Alors que la France importe aujourd’hui plus de 40 % de son alimentation, la question de la souveraineté alimentaire devient plus que jamais centrale. Pour la Coordination Rurale de la Manche, cette dépendance croissante vis-à-vis de l’étranger constitue une fragilité majeure, dont les conséquences pourraient être dramatiques en cas de rupture d’approvisionnement.

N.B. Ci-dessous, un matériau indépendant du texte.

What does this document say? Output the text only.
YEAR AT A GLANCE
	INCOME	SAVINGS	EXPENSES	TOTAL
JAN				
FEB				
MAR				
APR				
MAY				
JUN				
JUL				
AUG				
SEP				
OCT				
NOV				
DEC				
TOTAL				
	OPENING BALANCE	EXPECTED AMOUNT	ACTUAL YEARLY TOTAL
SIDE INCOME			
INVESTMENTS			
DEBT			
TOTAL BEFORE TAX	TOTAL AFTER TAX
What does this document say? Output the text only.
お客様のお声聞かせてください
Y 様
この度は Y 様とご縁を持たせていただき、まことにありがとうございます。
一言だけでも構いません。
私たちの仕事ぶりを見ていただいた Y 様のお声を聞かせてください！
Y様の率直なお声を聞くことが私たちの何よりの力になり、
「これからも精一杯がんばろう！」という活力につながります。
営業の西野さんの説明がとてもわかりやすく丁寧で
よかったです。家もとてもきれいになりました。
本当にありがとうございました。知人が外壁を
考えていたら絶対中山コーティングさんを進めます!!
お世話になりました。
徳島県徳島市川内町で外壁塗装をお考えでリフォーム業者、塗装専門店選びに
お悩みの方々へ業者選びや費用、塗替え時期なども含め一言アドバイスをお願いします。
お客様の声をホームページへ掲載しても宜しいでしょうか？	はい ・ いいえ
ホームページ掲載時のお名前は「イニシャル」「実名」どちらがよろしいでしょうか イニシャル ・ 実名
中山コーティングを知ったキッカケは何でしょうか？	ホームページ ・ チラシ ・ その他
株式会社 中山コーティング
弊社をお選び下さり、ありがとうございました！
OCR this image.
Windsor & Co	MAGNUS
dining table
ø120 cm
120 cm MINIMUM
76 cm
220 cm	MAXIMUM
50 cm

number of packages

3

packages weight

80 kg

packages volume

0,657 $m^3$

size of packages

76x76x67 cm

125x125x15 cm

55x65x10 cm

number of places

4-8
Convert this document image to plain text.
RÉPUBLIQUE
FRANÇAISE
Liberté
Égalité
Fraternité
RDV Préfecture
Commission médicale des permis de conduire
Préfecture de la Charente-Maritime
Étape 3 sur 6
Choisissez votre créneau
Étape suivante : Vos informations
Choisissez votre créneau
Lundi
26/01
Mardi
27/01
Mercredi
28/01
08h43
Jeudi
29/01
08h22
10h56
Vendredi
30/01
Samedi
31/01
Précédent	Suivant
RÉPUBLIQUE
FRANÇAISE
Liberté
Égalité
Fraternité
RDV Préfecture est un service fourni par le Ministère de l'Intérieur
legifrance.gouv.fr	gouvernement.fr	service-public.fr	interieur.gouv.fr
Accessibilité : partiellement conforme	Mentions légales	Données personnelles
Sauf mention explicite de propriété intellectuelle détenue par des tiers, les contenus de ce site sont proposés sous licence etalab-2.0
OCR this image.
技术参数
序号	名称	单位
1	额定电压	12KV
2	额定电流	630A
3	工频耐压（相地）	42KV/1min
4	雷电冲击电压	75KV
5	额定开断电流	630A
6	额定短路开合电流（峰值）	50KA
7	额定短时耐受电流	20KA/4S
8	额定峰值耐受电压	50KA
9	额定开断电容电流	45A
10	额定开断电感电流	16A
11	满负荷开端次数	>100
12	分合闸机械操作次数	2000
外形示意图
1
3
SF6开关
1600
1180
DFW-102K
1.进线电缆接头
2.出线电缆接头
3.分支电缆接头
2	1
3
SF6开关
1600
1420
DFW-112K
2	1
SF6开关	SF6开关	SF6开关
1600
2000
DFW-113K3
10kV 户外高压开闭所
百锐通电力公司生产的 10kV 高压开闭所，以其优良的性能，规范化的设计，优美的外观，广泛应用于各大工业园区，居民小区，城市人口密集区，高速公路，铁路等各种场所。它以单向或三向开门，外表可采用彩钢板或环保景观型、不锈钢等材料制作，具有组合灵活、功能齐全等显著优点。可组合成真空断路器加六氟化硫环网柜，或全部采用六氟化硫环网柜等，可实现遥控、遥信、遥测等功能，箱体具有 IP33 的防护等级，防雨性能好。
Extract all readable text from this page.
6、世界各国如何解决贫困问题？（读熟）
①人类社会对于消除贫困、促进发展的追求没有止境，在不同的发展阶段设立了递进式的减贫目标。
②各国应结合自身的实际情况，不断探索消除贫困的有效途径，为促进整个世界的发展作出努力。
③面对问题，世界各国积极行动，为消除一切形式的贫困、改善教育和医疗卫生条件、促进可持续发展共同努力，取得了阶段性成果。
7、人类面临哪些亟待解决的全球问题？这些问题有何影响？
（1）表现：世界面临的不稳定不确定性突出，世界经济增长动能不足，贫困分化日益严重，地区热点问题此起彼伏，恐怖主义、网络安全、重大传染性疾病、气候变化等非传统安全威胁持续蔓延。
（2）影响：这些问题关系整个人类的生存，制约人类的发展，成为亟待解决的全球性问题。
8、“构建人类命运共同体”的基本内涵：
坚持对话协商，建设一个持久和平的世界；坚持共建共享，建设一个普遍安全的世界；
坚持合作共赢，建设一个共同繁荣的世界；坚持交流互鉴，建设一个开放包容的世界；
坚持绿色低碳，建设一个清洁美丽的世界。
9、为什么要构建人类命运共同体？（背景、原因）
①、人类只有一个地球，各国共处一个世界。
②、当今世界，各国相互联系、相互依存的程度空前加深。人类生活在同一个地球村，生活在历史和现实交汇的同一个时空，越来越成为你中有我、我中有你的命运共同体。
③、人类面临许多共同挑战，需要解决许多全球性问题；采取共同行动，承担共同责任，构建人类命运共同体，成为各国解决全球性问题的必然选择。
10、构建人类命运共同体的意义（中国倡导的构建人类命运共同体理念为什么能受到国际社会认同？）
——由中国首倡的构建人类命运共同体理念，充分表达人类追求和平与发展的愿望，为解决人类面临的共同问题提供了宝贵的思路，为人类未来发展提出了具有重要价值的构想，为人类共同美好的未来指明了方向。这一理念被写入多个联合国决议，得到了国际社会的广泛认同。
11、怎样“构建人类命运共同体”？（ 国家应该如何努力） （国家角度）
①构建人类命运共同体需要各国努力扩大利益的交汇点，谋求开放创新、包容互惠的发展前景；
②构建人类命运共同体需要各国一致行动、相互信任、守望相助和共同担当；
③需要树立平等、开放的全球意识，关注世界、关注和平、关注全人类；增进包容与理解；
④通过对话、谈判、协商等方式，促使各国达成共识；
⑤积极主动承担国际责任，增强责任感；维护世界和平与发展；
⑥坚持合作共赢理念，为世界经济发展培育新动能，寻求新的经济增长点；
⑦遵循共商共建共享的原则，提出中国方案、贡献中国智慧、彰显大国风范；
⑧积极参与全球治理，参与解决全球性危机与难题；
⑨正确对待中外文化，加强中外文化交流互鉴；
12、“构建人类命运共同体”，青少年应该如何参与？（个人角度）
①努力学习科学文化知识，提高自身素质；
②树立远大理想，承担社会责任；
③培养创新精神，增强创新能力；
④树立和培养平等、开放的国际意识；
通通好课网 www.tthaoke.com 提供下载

Dans un contexte international instable, marqué par des tensions géopolitiques, des crises climatiques et des perturbations logistiques, l’hypothèse d’un arrêt partiel ou total des importations n’est plus irréaliste. Et pourtant, cette réalité reste encore sous-estimée par une grande partie de la population.
« Aujourd’hui, peu de Français mesurent à quel point notre alimentation dépend de l’extérieur. Si demain les importations s’arrêtent, nos supermarchés ne pourront tout simplement plus être approvisionnés comme ils le sont actuellement », alerte Vincent Lesage, président de la Coordination Rurale de la Manche.
Au-delà de la dépendance, c’est aussi la disparition progressive des agriculteurs français qui inquiète. Entre pression économique, normes toujours plus lourdes et manque de reconnaissance, de nombreuses exploitations disparaissent chaque année, réduisant encore davantage la capacité de production nationale.
« On détruit notre outil de production depuis des années. Nos agriculteurs disparaissent, et avec eux, notre capacité à nourrir la population. Le jour où l’on aura vraiment besoin d’eux, il sera peut-être trop tard », poursuit Vincent Lesage.
Pour la Coordination Rurale de la Manche, il est urgent de remettre l’agriculture française au cœur des priorités politiques. Cela passe notamment par une rémunération juste des producteurs, une simplification des normes et une politique agricole tournée vers l’indépendance alimentaire.
« La souveraineté alimentaire, ce n’est pas un slogan. C’est une question de sécurité nationale. Un pays qui ne peut plus nourrir sa population devient vulnérable à tous les niveaux », insiste le président.
Face à ces enjeux, l’organisation appelle à une prise de conscience collective. Consommateurs, décideurs politiques et acteurs économiques doivent comprendre que l’alimentation ne peut pas être laissée aux seules logiques de marché et de mondialisation.
Car au-delà des considérations économiques, c’est bien une question fondamentale qui se pose : que se passerait-il si la France ne pouvait plus se nourrir elle-même ?
Pour la Coordination Rurale de la Manche, la réponse est claire : il est encore temps d’agir, mais l’urgence est réelle.